19 – Il telefono di Cecchi
Quando entrò sulla scena il telefono di Bell il mondo dei dotti
fu attraversato da un’ondata di fermento e di dubbi. Riporto integralmente un
contributo del celebre scolopio Filippo Cecchi, importante almeno
quanto quello del suo confratello delle Scuole Pie Alessandro Serpieri, sia perché
di difficile reperibilità sia perché rappresenta una tappa importantissima nei
rapporti tra telegrafia, telefonia e lingua che ci interessano (Telelinguistica). Si tratta della
memoria Dell’uso
dell’alfabeto Morse nel telefono di Bell pubblicata nella Rivista Scientifico-Industriale, febbraio 1879.
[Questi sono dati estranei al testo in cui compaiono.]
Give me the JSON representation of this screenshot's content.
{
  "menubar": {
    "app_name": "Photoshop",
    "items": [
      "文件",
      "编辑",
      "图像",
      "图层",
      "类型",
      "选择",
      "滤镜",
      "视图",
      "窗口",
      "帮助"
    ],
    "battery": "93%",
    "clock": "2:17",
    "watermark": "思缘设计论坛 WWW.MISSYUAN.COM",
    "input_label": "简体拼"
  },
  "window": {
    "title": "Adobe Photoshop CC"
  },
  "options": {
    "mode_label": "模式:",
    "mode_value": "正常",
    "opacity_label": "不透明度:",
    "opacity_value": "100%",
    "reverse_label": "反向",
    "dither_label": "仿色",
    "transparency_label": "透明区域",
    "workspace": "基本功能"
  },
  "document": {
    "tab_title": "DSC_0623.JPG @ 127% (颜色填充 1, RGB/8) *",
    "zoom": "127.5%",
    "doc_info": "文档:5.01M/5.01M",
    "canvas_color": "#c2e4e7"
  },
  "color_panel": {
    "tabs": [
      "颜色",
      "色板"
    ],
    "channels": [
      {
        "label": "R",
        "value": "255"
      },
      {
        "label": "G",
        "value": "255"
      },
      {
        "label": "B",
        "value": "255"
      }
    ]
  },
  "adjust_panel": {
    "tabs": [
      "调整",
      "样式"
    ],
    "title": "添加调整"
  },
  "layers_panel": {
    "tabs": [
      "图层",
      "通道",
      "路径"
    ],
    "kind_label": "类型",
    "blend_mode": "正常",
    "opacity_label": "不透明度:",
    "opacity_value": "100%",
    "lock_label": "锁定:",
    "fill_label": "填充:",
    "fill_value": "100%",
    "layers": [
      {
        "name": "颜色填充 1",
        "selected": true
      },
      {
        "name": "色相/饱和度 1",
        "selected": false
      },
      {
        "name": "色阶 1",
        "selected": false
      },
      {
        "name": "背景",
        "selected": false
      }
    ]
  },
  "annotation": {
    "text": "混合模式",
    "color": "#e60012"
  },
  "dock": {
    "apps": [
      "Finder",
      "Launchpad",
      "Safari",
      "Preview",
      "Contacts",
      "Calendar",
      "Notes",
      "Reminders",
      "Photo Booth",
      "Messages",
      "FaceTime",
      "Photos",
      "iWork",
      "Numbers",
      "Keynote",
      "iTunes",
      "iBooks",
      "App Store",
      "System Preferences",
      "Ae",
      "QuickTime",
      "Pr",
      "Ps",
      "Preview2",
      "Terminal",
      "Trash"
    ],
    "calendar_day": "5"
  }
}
In pratica Cecchi propone di usare il telefono
come un sounder. Quest’idea, affacciatasi poi a molti altri, si rivelò non
attuabile, però fu feconda in quanto porterà, sei anni dopo, all’invenzione del
sounder-ronzatore.
Lo schema è tratto da Lumière Électrique 1886, p. 174 o dal Journal of the Society of Telegraph Engineers, meeting May, 27th,
1886.
Ill.mo Sig. Direttore,
Non ho difficoltà ad esternarle anche per iscritto l’idea che
già le espressi a voce, proponendo cioè, specialmente per distanze assai
grandi, l’uso dell’alfabeto del telegrafo Morse all’ormai notissimo telefono di Graham Bell: idea che
non ricordo di aver mai trovata espressa nei varii scritti da me letti sul
telefono. Può sembrare cosa strana la proposta del linguaggio Morse, quando il
telefono invece è capace di trasmettere la nostra parola, e ci permette di
tenere conversazione con un corrispondente lontano discorrendo con esso come se
fosse vicino. Ma ormai tutti sanno che la voce umana col telefono è sempre
udita molto debolmente all’altra stazione e poco ben percepita. Son pur noti i
conati di molti perfezionatori di tal genere di strumenti, e, per tacere di altri,
citerò solo le interessanti esperienze del Mocenigo e quelle interessantissime
del prof. Righi, il quale, a vero dire, ha fatto molto progredire la telefonia
elettrica.
Ma se pongasi mente agli effetti del microfono di Hughes aggiunto al telefono, vale a
dire al rinforzo notevolissimo che acquistano anche i più deboli rumori, i
quali vengono mirabilmente percepiti, mentre non è ugualmente così per la
trasmissione della parola, s’intenderà, io credo, come i colpi corrispondenti
ai punti e alle linee dell’alfabeto di Morse possano essere percepiti assai
meglio che la nostra parola e ciò specialmente a grandi distanze. E se
volessero introdursi anche qui i rocchetti d’induzione alle due stazioni, come
fa il sopra nominato prof. Righi, io ritengo che un dispaccio trasmesso per
telefono usando l’alfabeto di Morse, potrebbe essere esattamente ricevuto anche
a distanze grandissime.
L’apparato riuscirebbe ben semplice, essendo formato in
ciascuna stazione di un tasto di Morse, di una pila di pochi elementi e di un
telefono, e per le grandi distanze anche di un rocchetto d’induzione fatto alla
maniera di quello di Ruhmkorff. Invece della pila e del rocchetto d’induzione
potrebbesi forse con profitto fare uso di una macchinetta magneto-elettrica. La
pressione della mano del telegrafista sul tasto di Morse, dovrebbe in tal caso
staccare od allontanare un’ancora di ferro dolce dai poli di una calamita
munita di rocchetti di filo di rame isolato. Così ad ogni abbassamento del tasto
verrebbe spinta una corrente pel filo telegrafico nel telefono dell’altra
stazione, ove si ripeterebbe il colpo del tasto medesimo, si vede che tutto
l’apparato riescirebbe allora di una estrema semplicità. I colpi poi che si
udirebbero nel telefono della stazione ricevente dovrebbero risultare così
forti e distinti, da non esser possibile il confonderli con altri rumori che
per avventura potessero accompagnarli. D’altra parte si sa che i telegrafisti
leggono benissimo ad orecchio i dispacci trasmessi con la macchina di Morse.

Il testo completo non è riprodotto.